Distorted perception #7:

In their book Choosing to Live, authors Tom Ellis and Cory Newman identify another erroneous belief: “Suicide is a way that I can feel in control. If I cause my own death, then I can complete something successfully.”

One of the reasons you may be suicidal is because you feel powerless to improve your life. You may feel like you have no control. One thing you can control is whether you live or die. Therefore, you might think that you can assert control by taking your own life. 

New Belief:

“I can be in control by choosing to stay alive. Overcoming suicidal pain is a way to succeed.”
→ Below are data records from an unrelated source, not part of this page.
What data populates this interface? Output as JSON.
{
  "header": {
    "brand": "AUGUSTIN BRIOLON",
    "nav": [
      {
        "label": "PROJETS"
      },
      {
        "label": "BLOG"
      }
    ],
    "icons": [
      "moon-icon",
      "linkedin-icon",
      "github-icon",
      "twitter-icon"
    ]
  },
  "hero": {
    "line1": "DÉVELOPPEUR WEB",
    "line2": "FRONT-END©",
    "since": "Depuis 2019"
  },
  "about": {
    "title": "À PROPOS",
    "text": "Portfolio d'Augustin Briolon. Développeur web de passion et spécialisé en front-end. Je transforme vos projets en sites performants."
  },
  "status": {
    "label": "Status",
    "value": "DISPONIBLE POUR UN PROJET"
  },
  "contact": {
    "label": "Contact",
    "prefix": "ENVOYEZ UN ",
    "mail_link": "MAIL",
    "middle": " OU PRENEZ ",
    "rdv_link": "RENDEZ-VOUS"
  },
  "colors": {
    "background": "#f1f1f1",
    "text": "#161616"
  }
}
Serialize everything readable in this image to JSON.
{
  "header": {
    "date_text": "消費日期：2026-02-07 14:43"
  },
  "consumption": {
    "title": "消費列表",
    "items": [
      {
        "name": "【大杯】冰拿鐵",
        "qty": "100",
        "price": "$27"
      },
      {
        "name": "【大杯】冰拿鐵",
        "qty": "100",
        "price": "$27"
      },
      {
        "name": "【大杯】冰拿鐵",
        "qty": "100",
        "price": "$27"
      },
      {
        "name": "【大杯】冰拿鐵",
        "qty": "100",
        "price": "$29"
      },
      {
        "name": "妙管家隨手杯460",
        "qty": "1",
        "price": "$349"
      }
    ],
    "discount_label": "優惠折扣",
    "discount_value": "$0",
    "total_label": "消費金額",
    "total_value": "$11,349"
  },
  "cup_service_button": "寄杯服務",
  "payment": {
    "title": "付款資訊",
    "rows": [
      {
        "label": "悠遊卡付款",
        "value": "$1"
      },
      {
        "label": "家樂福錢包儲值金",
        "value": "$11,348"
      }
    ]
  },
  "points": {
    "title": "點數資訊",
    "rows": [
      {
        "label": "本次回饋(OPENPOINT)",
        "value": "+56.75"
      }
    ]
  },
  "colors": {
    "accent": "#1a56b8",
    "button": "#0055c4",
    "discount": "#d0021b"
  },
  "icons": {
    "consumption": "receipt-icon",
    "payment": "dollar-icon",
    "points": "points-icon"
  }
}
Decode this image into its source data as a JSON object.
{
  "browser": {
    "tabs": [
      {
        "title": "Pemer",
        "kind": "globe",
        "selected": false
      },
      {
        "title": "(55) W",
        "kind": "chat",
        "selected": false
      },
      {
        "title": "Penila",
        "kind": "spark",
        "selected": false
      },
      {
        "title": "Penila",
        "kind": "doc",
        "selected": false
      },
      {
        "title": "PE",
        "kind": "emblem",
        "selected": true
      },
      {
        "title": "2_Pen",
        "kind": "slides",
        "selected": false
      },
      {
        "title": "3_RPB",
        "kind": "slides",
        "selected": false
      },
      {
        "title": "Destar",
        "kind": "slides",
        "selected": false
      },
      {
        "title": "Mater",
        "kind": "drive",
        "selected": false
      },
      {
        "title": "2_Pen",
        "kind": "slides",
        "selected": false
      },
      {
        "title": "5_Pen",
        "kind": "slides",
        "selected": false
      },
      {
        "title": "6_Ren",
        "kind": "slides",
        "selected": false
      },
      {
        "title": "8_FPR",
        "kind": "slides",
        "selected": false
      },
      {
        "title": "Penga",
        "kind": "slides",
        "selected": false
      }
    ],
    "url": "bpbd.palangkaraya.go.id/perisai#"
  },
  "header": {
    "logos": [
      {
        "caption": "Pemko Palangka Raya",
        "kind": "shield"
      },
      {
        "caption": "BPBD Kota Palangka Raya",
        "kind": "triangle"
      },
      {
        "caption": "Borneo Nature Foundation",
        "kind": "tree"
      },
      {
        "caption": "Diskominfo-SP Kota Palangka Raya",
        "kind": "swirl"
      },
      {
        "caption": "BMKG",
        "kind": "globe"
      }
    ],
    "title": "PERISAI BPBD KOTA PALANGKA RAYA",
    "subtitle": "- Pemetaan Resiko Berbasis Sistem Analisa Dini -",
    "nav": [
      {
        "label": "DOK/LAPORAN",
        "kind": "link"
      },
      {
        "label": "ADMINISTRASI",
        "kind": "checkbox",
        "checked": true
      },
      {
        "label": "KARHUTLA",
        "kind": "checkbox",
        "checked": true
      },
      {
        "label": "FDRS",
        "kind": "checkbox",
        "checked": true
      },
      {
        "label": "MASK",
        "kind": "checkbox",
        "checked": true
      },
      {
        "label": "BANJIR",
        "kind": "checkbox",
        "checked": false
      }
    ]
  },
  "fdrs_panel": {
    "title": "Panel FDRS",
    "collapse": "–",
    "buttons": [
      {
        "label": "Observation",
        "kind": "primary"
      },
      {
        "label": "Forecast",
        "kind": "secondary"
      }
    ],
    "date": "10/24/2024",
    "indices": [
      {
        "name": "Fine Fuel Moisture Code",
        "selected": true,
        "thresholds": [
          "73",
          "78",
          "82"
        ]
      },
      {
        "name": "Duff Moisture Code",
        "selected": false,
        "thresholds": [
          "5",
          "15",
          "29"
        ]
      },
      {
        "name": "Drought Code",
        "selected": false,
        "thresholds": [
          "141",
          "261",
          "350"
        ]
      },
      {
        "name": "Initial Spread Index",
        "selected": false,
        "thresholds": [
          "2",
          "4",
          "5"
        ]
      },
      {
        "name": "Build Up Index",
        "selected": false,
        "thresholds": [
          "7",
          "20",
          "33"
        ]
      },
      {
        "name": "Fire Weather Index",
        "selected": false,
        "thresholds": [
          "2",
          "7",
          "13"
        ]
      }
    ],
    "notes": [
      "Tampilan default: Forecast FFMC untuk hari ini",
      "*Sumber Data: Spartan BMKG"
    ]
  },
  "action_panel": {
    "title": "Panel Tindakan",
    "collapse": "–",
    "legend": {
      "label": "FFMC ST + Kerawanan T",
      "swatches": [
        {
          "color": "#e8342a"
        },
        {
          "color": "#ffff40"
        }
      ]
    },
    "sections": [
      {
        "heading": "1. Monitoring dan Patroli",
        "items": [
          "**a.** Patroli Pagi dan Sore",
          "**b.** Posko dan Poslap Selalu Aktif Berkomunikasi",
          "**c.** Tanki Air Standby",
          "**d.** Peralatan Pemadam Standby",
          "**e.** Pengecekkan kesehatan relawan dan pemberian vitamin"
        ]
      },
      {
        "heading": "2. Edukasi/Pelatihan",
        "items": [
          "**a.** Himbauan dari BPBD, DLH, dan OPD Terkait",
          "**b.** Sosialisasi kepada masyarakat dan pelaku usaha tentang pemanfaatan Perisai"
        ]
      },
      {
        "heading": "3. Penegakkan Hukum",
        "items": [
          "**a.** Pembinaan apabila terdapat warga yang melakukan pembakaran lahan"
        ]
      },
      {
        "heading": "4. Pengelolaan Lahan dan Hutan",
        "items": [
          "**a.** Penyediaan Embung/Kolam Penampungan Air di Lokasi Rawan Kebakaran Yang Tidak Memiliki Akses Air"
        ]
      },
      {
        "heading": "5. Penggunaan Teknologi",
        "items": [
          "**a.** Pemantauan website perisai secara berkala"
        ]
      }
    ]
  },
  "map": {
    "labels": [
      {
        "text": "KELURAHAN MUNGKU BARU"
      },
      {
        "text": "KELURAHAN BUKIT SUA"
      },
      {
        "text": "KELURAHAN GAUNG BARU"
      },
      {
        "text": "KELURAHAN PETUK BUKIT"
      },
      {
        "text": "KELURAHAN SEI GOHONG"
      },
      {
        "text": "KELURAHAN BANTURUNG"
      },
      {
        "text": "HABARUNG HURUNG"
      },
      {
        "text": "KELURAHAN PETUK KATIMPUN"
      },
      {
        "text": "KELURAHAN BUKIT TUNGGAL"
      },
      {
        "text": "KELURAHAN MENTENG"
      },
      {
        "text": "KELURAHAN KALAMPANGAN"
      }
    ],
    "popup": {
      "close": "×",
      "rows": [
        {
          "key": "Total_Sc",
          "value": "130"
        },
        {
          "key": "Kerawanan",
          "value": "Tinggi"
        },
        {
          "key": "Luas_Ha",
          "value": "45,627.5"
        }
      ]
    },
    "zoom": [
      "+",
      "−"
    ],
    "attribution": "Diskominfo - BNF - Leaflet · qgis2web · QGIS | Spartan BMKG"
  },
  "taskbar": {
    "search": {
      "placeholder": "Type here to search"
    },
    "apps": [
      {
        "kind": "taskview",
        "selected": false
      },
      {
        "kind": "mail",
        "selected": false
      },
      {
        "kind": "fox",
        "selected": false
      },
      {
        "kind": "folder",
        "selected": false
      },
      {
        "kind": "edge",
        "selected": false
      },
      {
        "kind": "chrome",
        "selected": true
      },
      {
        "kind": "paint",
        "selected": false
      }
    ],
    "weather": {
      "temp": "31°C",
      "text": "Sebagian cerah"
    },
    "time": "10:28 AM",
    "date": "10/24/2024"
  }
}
One way to turn this distorted perception around is to realize that right now resisting suicidal urges takes a tremendous amount of control. As your symptoms decrease, staying in control will be easier. Another perspective you can take is to see that death is the ultimate loss of control. You will also be losing control if you take your life because your death will cause others pain in ways that you never intended. 

Distorted perception #8:

“I’m so worthless. I don’t deserve to live.”

People who are severely depressed often feel worthless and as if they were damaged goods. They think very poorly of themselves and ‘beat themselves up’ with negative self-talk, e.g.: “I am a failure,” “I am a loser,” or “I am a bad person.”

New Belief:

“My negative self-talk is my depression talking; it does not reflect who I am.”

Your goal here is to refute your negative self-talk and replace it with loving and affirmative self-talk. Admittedly, it can be hard for you to accomplish this by yourself. You might want to seek out a therapist or some other loving presence to reflect back to you the good you cannot see in yourself. You can also read How to Find Mental Health Counseling for ways to find a mental health practitioner who can help you change your core beliefs.

Journal Reflection:
Reframing My Distorted Beliefs

Using your own journal or the Reframing My Distorted Beliefs form, write down any beliefs about yourself or your situation that may be untrue. Then opposite each distorted belief, write down a more accurate and empowering belief. Take slow deep breaths while writing and reading the new beliefs. Say them out loud and pay attention to how you feel.